More than half of the leaders in the top ranks of America’s school districts say they’re not compensated fairly for their work. For superintendents, however, a raise of $22,500 could fix that, according to a recent survey by the EdWeek Research Center.

Twenty-seven percent of district leaders who responded to the survey—and occupy positions including superintendent, finance chief, and curriculum director—said they felt they did not receive a fair salary, and that it made them want to leave their current job. Another 24 percent said they felt their salary was unfair, but it did not have an effect on their desire to stay in their position.

Superintendent turnover has inched up in recent years, as people in districts’ top jobs have faced a steadily growing list of academic challenges, stress, and, occasionally, upheaval as the political composition of school boards has shifted.

Amid this portfolio, the new survey provides some fresh insight into one potential factor behind the turnover. It also offers new information on what district leaders think about a topic that’s often the subject of public debate: their pay.

Allovue, an education finance software company, commissioned the EdWeek Research Center to conduct a nationally representative survey of 1,855 teachers, school leaders, and district leaders on a variety of school finance topics. The survey was conducted online in November 2023 and released in April.

Turnover in the superintendency, in particular, can have wide-ranging impacts on school districts.

The person in the superintendent’s seat sets the tone for the district for, potentially, many years, deciding priorities and how budgets are allocated.

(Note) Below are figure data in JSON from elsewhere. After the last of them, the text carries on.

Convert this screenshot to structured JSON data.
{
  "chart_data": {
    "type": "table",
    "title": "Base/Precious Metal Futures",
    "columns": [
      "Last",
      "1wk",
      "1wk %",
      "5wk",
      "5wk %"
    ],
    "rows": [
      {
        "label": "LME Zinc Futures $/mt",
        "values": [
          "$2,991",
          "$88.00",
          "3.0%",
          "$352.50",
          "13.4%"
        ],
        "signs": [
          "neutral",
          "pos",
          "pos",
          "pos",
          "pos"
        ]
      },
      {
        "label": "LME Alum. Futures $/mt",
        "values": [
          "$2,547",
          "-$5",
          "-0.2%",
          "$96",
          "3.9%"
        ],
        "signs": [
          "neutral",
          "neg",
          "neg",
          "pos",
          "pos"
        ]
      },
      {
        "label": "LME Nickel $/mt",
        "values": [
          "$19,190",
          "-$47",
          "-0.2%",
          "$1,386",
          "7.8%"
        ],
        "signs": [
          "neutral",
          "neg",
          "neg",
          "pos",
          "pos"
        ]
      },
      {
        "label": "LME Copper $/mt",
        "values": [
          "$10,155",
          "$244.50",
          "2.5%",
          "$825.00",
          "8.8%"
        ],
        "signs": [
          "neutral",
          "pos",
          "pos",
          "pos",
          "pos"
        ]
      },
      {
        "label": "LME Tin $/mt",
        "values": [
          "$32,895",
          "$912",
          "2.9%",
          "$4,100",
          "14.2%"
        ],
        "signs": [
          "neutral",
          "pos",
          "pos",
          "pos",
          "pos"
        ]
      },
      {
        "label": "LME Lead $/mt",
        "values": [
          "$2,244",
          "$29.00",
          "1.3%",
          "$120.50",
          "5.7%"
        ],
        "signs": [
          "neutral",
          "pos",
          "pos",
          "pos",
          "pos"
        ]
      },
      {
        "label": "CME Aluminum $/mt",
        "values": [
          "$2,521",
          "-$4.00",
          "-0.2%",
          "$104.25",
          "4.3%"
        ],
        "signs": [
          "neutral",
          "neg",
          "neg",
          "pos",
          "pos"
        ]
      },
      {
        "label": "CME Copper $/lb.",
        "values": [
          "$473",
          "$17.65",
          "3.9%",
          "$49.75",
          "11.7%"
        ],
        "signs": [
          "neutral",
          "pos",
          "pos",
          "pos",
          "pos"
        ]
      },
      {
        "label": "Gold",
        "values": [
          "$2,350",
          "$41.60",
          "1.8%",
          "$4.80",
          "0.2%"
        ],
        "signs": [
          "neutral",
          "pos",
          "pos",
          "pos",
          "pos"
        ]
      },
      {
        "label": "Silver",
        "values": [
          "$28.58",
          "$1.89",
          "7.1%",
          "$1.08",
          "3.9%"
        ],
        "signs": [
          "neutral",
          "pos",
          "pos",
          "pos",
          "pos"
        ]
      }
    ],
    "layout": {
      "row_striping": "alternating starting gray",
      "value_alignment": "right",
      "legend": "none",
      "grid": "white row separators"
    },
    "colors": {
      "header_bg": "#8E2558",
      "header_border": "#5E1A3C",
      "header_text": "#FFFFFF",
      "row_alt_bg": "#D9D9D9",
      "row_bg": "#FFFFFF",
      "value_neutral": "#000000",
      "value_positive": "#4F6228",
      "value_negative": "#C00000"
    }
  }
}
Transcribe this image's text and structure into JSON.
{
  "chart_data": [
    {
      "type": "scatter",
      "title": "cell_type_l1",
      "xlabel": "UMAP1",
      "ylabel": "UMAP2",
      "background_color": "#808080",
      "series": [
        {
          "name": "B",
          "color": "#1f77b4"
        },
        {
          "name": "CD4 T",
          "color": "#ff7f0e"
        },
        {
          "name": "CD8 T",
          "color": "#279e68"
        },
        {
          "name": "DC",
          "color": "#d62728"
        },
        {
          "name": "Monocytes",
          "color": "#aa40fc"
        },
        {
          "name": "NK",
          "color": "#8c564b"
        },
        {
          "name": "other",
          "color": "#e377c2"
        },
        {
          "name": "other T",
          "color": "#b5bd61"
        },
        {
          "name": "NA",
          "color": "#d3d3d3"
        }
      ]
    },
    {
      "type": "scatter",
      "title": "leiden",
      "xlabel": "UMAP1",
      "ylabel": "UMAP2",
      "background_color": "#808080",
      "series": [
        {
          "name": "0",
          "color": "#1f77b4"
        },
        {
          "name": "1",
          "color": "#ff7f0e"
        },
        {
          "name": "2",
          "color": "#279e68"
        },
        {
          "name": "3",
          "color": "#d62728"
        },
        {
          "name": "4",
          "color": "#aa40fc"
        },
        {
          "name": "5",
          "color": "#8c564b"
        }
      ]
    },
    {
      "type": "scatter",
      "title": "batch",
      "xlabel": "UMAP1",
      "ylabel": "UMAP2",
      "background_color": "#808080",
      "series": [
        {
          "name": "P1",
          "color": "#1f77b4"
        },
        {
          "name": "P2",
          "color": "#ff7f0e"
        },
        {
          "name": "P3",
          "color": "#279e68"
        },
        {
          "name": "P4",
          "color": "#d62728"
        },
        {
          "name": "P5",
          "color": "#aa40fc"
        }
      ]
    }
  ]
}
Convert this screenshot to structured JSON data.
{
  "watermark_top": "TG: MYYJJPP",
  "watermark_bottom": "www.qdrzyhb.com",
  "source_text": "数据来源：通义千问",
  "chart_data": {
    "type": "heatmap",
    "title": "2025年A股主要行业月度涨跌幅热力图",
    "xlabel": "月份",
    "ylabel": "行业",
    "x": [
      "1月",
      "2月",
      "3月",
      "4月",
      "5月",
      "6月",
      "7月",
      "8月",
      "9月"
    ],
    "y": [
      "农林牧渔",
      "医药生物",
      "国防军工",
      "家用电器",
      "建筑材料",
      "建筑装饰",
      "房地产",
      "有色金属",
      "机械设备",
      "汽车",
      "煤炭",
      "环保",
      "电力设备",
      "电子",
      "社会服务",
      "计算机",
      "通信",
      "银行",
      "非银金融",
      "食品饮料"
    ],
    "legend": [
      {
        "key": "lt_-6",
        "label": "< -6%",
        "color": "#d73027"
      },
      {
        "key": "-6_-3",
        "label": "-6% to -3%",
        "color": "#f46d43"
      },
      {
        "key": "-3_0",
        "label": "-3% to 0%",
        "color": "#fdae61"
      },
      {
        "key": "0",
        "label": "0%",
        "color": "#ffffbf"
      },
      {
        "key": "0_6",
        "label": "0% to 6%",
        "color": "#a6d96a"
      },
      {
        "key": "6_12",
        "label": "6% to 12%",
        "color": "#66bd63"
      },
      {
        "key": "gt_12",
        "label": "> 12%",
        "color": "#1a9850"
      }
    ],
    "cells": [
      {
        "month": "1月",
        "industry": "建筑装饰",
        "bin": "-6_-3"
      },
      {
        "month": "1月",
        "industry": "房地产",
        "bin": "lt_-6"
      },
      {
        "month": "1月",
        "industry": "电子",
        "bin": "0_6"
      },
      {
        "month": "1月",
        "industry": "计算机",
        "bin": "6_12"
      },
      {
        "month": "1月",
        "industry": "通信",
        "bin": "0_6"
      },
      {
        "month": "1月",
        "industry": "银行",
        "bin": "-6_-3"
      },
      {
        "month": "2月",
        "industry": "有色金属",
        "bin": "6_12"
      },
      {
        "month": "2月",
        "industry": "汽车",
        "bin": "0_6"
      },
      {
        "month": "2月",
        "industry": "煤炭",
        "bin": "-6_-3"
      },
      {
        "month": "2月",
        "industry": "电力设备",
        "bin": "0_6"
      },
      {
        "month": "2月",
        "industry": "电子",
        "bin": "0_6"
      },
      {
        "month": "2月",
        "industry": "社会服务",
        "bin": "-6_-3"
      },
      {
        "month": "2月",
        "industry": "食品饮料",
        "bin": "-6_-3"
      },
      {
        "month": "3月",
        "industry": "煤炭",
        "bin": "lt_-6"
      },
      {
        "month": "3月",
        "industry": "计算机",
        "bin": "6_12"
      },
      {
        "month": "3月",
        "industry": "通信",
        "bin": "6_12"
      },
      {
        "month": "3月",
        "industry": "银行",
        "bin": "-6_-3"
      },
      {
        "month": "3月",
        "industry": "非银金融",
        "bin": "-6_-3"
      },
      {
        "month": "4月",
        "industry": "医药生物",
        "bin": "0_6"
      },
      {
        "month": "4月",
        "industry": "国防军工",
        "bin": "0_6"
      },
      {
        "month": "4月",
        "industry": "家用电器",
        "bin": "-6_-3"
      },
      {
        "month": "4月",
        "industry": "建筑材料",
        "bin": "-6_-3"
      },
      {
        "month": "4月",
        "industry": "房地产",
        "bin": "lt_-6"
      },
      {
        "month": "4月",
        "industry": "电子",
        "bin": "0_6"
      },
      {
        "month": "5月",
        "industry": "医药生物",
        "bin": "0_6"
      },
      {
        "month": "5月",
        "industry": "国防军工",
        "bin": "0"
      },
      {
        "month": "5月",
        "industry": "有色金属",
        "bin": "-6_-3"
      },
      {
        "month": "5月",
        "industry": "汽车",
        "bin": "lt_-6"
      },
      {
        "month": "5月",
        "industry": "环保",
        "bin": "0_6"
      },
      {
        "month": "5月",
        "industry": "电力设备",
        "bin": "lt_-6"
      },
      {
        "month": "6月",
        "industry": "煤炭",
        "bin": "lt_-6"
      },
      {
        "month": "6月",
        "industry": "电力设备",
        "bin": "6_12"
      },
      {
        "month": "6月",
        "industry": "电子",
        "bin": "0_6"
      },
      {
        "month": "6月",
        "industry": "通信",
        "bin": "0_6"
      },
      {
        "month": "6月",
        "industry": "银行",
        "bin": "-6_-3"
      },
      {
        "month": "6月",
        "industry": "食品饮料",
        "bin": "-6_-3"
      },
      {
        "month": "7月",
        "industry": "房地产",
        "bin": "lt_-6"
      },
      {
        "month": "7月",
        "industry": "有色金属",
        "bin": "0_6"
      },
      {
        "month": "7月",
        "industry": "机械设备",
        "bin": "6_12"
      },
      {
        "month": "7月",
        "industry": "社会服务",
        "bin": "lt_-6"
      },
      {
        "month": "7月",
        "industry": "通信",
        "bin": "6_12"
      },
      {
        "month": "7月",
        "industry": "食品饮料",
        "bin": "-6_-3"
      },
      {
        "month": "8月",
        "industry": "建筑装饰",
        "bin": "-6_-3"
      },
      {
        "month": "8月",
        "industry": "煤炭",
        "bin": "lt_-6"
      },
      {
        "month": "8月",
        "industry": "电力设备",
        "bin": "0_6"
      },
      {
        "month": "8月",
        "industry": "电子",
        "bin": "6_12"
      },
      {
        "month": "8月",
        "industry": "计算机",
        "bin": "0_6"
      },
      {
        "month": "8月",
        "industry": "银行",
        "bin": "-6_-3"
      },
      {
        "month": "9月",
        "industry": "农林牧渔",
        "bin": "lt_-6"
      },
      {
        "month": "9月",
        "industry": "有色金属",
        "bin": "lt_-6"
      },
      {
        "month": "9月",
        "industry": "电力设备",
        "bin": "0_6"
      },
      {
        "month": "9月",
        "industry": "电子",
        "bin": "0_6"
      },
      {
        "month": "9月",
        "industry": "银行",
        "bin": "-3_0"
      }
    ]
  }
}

It’s a big job with a lot of responsibility. And while there seems to be near-universal agreement that teachers aren’t paid enough for their work, there’s less uniformity in opinions about pay for school district leaders.

Raising teacher pay has long been a political priority, with lawmakers enshrining salary increases in law, particularly in recent years. On the other hand, lawmakers in some states have taken aim at superintendent pay, in some cases setting maximum salaries for districts’ top leaders or proposing to do so.

The median salary among superintendents who responded to the Allovue survey was $127,500. The survey also asked them what they thought a fair salary would be. The median response was $150,000, working out to an 18 percent raise from the current median.

Those figures are a bit lower than other estimates of superintendents’ median pay.

In the annual AASA Superintendent Salary and Benefits Study, released in March, the median salary superintendents reported was $156,000, with the total typically higher in larger districts.

The Bureau of Labor Statistics had a similar estimate for school system chief executives’ median pay in May 2023: $157,560. The median pay for all chief executives, spanning the full range of industries, was higher: almost $207,000.

The AASA report noted that superintendent salaries have generally increased over the past decade, but have not kept pace with inflation.

Most teachers also feel underpaid: 68 percent in the Allovue survey said they don’t have a fair salary, with 47 percent of teachers saying their salary makes them want to leave their current job.

Teachers said they deserve a 31 percent raise, from the current U.S. median salary of $65,000 to a desired median salary of $85,000.

The median salary that principals said would be fair was $123,500, up from the $100,000 median salary they reported.

Sixty-two percent of respondents to the Allovue survey, regardless of job title, said they thought a much larger percentage of their district’s budget should be spent on teacher salaries, even if it meant reducing spending elsewhere. Eleven percent said the same for administrator salaries.

Jess Gartner, Allovue’s founder and CEO, serves on the board of trustees for Editorial Projects in Education, the nonprofit publisher of Education Week. The Education Week newsroom did not participate in the survey project, but is independently reporting on the results.